I have a basic black suit that I wear for funerals with a pair of black heels. But any dark suit will also work. If you do need to go shopping most of the stores now have the summer clearance going on now. Hopefully you can find something plain and dark that would work year round for funerals. As you look through the racks think about the weather in your area all year. If you can choose something that will work for any time of the year, maybe by adding a jacket or sweater for winter. You could also look for a pair of Dockers type pants in a neutral color (black, dark blue or beige) and wear them with a nice top or blouse, in winter you can add a sweater or jacket. Be sure the shoes are comfortable enough to stand in for long periods of time and won't sink in for the grave site ceremony.
I have been to funerals and seen people in jeans, tee shirts or sweat shirts and sneakers. I find this very inappropriate.
It used to be that solid black was known as "Deepest Mourning" and was reserved for the closest family members only. In fact, ALL of the widow's or widower's clothes would be dyed black. Others wore somber colors, typically in shades of grey and brown, but black was reserved.
Over the past several decades that has loosened up a great deal, and anyone can wear black, and even color is allowed.
Essentially, "muted" and business casual to business formal is what's called for for adults.
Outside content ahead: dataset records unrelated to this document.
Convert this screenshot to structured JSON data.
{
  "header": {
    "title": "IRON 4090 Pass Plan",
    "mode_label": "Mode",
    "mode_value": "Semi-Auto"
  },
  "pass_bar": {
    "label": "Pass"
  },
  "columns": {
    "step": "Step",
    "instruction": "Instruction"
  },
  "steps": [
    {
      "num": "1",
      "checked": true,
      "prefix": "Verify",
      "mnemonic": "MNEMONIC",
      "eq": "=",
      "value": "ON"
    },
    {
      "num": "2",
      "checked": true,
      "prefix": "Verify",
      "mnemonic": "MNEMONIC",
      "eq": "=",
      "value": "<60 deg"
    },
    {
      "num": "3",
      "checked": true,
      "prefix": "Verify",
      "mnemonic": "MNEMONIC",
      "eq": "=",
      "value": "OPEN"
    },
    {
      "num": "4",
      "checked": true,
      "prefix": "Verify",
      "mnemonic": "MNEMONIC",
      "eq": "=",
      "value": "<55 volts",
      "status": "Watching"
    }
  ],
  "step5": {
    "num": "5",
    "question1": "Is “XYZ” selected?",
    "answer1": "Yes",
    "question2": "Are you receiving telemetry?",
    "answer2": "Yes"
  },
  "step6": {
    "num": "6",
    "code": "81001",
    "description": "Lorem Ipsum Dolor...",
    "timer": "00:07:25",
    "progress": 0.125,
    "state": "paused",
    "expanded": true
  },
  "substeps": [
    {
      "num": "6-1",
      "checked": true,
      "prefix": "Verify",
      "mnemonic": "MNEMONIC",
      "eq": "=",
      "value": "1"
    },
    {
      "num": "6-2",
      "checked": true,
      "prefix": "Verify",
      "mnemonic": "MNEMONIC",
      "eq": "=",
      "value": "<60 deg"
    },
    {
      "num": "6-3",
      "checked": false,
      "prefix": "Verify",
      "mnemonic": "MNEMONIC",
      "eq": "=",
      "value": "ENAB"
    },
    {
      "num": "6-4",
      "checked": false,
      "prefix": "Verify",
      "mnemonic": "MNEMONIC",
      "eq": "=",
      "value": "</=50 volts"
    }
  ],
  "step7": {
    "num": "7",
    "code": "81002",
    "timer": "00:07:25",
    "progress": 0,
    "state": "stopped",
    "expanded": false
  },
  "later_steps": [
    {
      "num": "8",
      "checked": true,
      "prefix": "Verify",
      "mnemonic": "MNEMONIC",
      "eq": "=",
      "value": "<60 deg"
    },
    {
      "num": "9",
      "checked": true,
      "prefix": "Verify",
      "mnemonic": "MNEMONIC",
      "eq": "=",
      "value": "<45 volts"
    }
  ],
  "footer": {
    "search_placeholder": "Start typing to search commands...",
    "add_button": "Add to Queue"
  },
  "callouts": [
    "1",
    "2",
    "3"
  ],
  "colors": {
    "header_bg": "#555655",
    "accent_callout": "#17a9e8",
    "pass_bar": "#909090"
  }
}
I went to a funeral last month. They called it a "Going Home Ceremony." I wore a fluttery feminie black top and a colorful black and pink flowery skirt. Several people told me how nice I looked. I wore some black, but also a more hopeful color. I think that was an appropriate outfit. A little somber and respectful, but also a little bright and hopeful of a better tomorow. ALL the ladies had on heels. Mostly knee length dresses or skirts. Some wore no black at all, and that seemed perfectly ok. The only faux pas that I noticed was women that wore revealing clothes. There were some side ways glances and eye rolling at women showing cleavage or wearing too short of a skirt.
I have seen everything from black pedal pushers, to modest sun dresses. I think anything goes now adays.